I have never been up for a print version of reality television merely to get column inches. Neither am I as adventurous an eater as some food critics and chefs, such as AA Gill, who ate dog and chicken embryos in Vietnam, or Anthony Bourdain, who tucked into a raw seal eyeball in the Arctic, or even the legion of tourists who drink fresh snake blood in the back streets of Thailand.
I skipped the deer penis soup in Singapore and a live octopus in New York. I’ve even passed on Kopi Luwak coffee, the beans of which have travelled through the gut of a civet.
For those curious or keen on bizarre foods, a new up-market restaurant alluringly called Taboo has opened on the Green Point strip. You can get a regular meal here — they serve fillet mignon, roast duck and catch of the day. But it is the two backroom dining areas that are attracting attention.
The first is for functions only. It caters specifically to the new-found craze in certain circles for ‘naked sushi” — sushi served on human bodies. Co-owners Belarusian businessman Igor Perzashkevich and his long-time business partner Pierre Bongo from Gabon say you have to book at least one week in advance to get a table.
You can choose your table — a black or a white woman, or you can be more specific about the design your table should take. They have a catalogue with the faces blacked out. Surprisingly, it is apparently a white guy — he is a body builder and Afrikaans — who is particularly popular right now. You eat off his back, not the front as is the case with the women. The sushi is placed on banana leaves, then placed on the body.
Far stranger is the second room. It seats up to 10 diners and needs to be reserved well in advance as, depending on the menu choices, procurement can take weeks.

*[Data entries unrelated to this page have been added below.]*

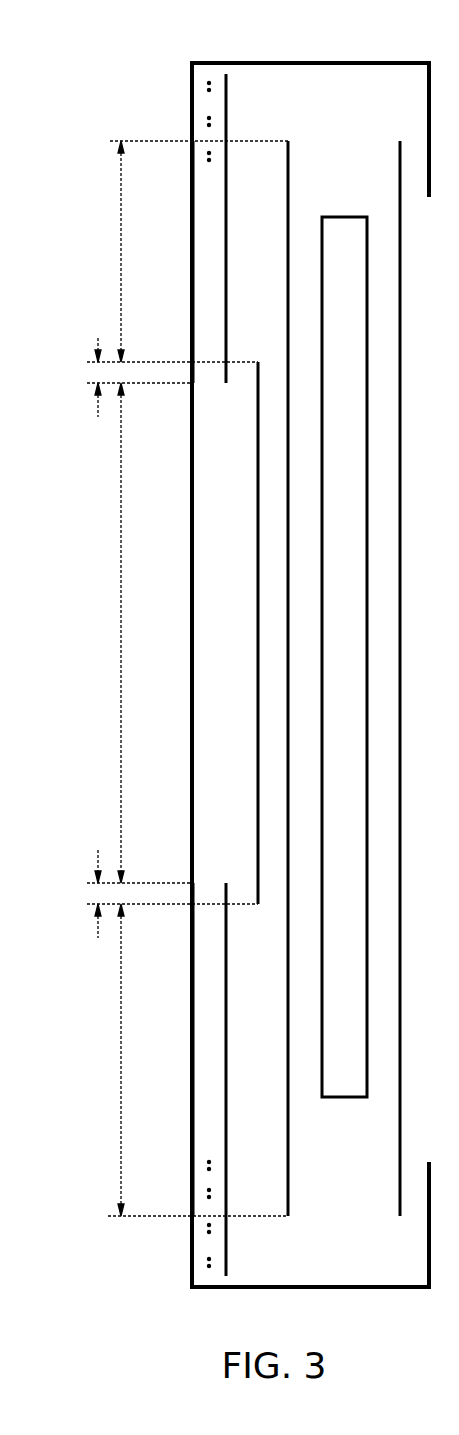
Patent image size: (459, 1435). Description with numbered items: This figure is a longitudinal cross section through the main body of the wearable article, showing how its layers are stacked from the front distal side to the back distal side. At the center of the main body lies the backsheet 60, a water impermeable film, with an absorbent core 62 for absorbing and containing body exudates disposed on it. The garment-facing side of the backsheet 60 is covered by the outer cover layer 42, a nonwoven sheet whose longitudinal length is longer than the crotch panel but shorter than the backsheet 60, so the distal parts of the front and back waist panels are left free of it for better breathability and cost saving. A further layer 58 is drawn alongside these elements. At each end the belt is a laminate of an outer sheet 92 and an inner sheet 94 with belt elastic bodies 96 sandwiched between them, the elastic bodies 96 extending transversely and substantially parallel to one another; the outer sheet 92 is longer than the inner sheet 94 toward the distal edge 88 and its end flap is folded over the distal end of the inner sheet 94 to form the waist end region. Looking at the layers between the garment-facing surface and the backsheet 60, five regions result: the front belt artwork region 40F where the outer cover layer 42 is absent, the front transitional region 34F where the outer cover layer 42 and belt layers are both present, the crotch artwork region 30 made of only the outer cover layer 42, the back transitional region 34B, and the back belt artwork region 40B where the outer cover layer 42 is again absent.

The crotch artwork region 30 is at (121, 676).
The front transitional region 34F is at (98, 340).
The back transitional region 34B is at (98, 930).
The front belt artwork region 40F is at (121, 255).
The back belt artwork region 40B is at (121, 1060).
The outer cover layer 42 is at (258, 733).
The outer wall 58 is at (400, 676).
The backsheet 60 is at (288, 530).
The absorbent core 62 is at (345, 216).
The distal edge 88 is at (336, 62).
The outer sheet 92 is at (193, 245).
The inner sheet 94 is at (226, 112).
The belt elastic bodies 96 is at (208, 81).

Your choices will also determine the bill, but some spectacular prices have already been paid. According to Bongo, one client (they’re not called diners or patrons here) paid R290 000 for a dinner for eight. He would divulge only that real diamonds were used in the martinis and real gold leaf in the dessert mousse. The client is linked to mining companies and a prominent political family. He would not specify what else was on the menu that night, except to say it was mostly bush meat.
South Africa is a signatory to Cites, the Convention on International Trade in Endangered Species. Reliable sources at the department of environmental affairs and tourism say Taboo’s kitchen was raided. Some foodstuffs were confiscated, which later turned out not to be in contravention of any laws.
Cat is permissible, provided the cat is humanely dispatched, though drugs such as the SPCA use to put animals to sleep are not an option as they contaminate the taste of the meat.
The SPCA is unhappy with the situation and plans to conduct spot checks on the supplier. The brains of certain species of monkey and ape (such as gorilla) may not be consumed in South Africa. But you would be mad to eat this anyway because of the transmission risk of spongiform encephalopathies.
The most controversial item on the menu is human.
The law is extremely unclear here and untested. If the flesh is procured from consenting donors and does not involve the death of the individual, it is probably legal. Only small parts are used, mostly as canapés, says Perzashkevich.
Taboo’s executive chef has made arrangements with some plastic surgeons in the city, who say that most of the proceeds of such sales to the restaurant go to the patient, making the surgery more affordable. One item on the menu is ‘human calamari”. When I inquired what this was, the wry reply was — ‘let’s just say it involves a voluntary adult-male procedure”.
Taboo Restaurant, Somerset Road, Green Point. Booking essential. Open for lunch and dinner whenever April 1 falls on a Friday.